Muhyiddin-i İbn-i Arabi’nin izinde devri âlem
Muhyiddin-i İbn-i Arabi’nin izinde devri
âlem
MUSA KİRAZLIGİLLER
Merkezi İngiltere’de bulunan Muhiddin-i
Arabi Derneği üyeleri, ünlü İslam düşünürünü daha iyi anlamak için onun
yaşadığı şehirleri geziyor. Sevilla, Murcia ve Kurtuba’dan sonra Konya’ya gelen
24 kişi, Konevi’nin mezarını ziyaret etti.

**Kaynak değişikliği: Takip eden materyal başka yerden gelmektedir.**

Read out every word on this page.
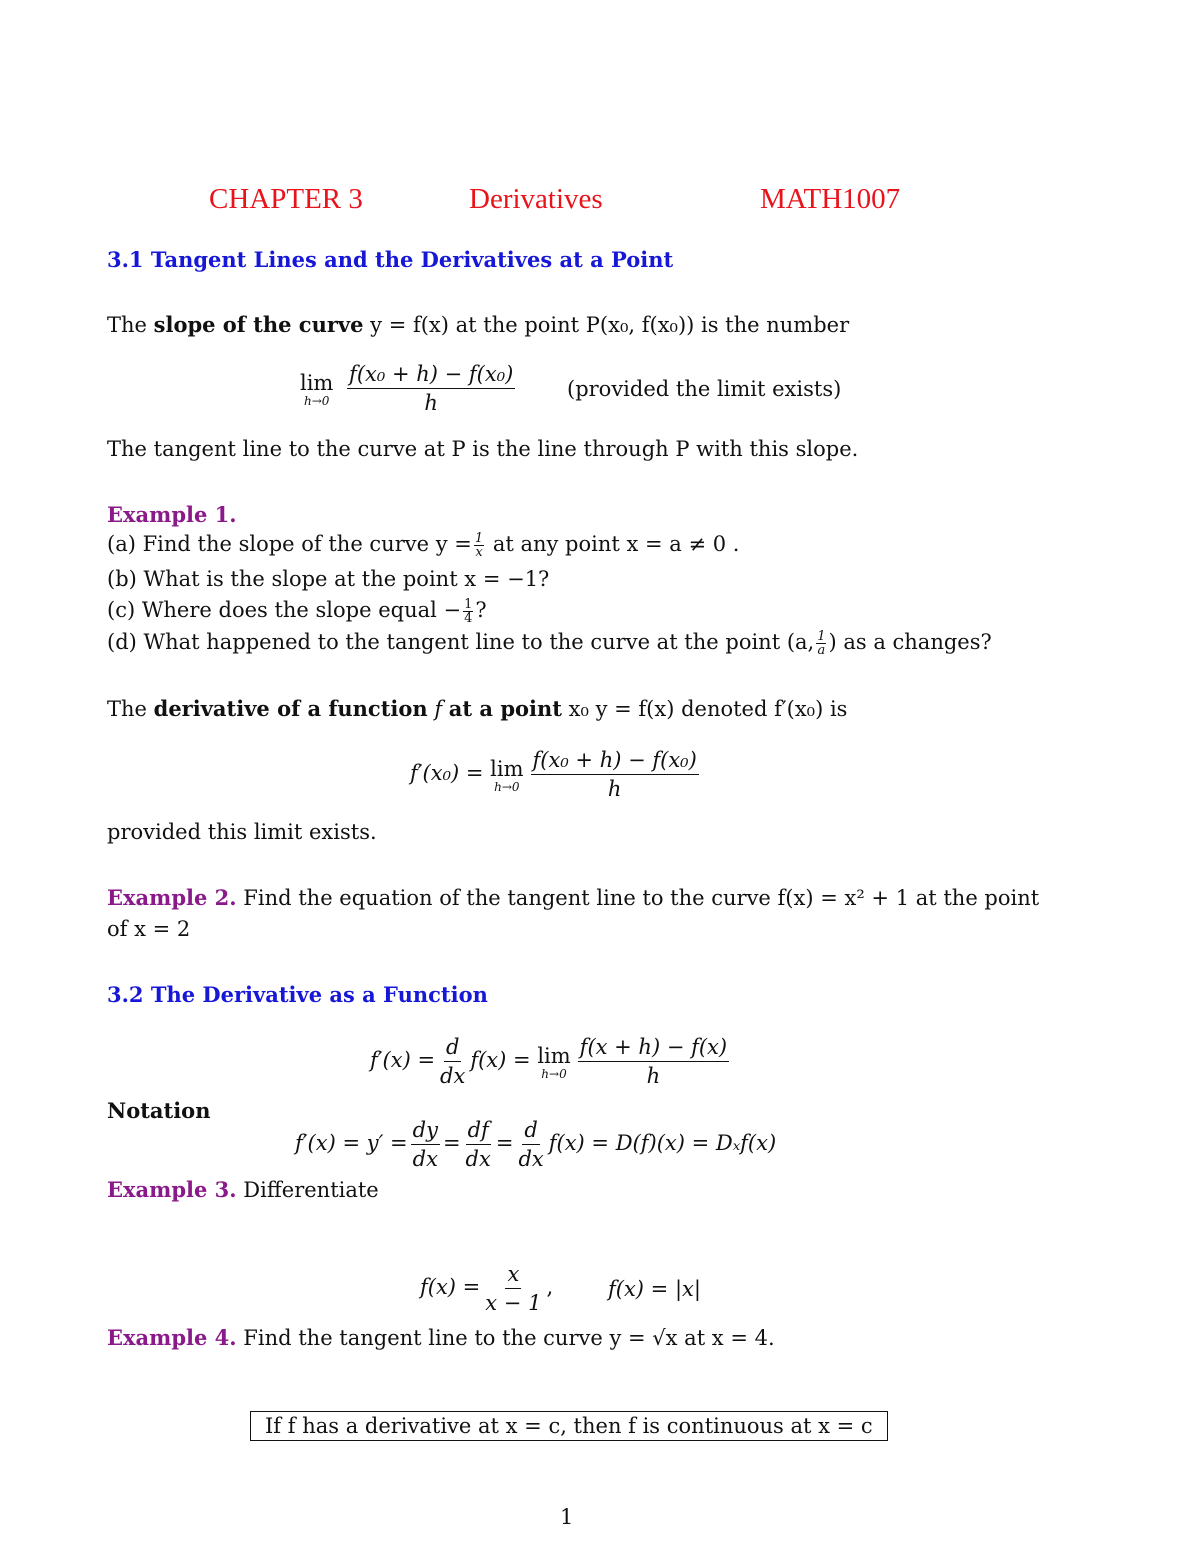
CHAPTER 3	Derivatives	MATH1007
3.1 Tangent Lines and the Derivatives at a Point
The slope of the curve y = f(x) at the point P(x₀, f(x₀)) is the number
lim
h→0
$\frac{\text{f(x₀ + h) − f(x₀)}}{h}$ (provided the limit exists)
The tangent line to the curve at P is the line through P with this slope.
Example 1.
(a) Find the slope of the curve $y = \frac{1}{x}$ at any point x = a ≠ 0 .
(b) What is the slope at the point x = −1?
(c) Where does the slope equal − $\frac{1}{4}$ ?
(d) What happened to the tangent line to the curve at the point (a, $\frac{1}{a}$ ) as a changes?
The derivative of a function f at a point x₀ y = f(x) denoted f′(x₀) is
f′(x₀) = lim
$h\to 0 \frac{\text{f(x₀ + h) − f(x₀)}}{h}$
provided this limit exists.
Example 2. Find the equation of the tangent line to the curve f(x) = x² + 1 at the point
of x = 2
3.2 The Derivative as a Function
$f'(x) = \frac{d}{dx} f(x) = \lim$
$h\to 0 \frac{f(x + h) - f(x)}{h}$
Notation
$f'(x) = y' = \frac{dy}{dx} = \frac{df}{dx} = \frac{d}{dx} f(x) = D(f)(x) = D_xf(x)$
Example 3. Differentiate
$f(x) = \frac{x}{x - 1}$ ,	f(x) = |x|
Example 4. Find the tangent line to the curve y = √x at x = 4.
If f has a derivative at x = c, then f is continuous at x = c
1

Merkezi İngiltere’de bulunan Muhiddin-i
Arabi Derneği üyeleri, İslâm mutasavvıfının yaşadığı yerleri gezerek
felsefesinin izini sürüyor. 12. ve 13. yüzyıllarda yaşayan Arabi’nin
düşüncelerini daha iyi anlamayı amaçlayan grup, diyar diyar dolaşıp ünlü
mutasavvıfın eserlerine yansıyan mekânları yeniden solukluyor. Arabi’nin
yaşadığı kentlerden Sevilla, Murcia ve Kurtuba’yı gezen dernek üyelerinin son
durağı Türkiye’de Konya oldu. Yaşadığı çağa ismini yazdıran İbn-i Arabi
hakkında paha biçilemeyen kitapların bulunduğu Yusuf Ağa Kütüphanesi’ni ziyaret
eden akademisyen ve yazarlar, İbn-i Arabi’nin üvey oğlu ve en büyük öğrencisi
Sadreddin Konevi’nin mezarını da ziyaret etti. Dünyada 500’ü aşkın aktif üyesi
bulunan derneğin üyeleri, Konya’da Selçuklu döneminden kalma tarihî mekânları
da gezdi. Arabi’nin düşüncelerinden etkilenerek araştırma ve akademik
çalışmalar yapan 24 kişilik grup, Bölge Yazma Eserler Kütüphanesi’ne giderek,
İbn-i Arabi hakkındaki birçok temel eserin CD kopyalarını aldı.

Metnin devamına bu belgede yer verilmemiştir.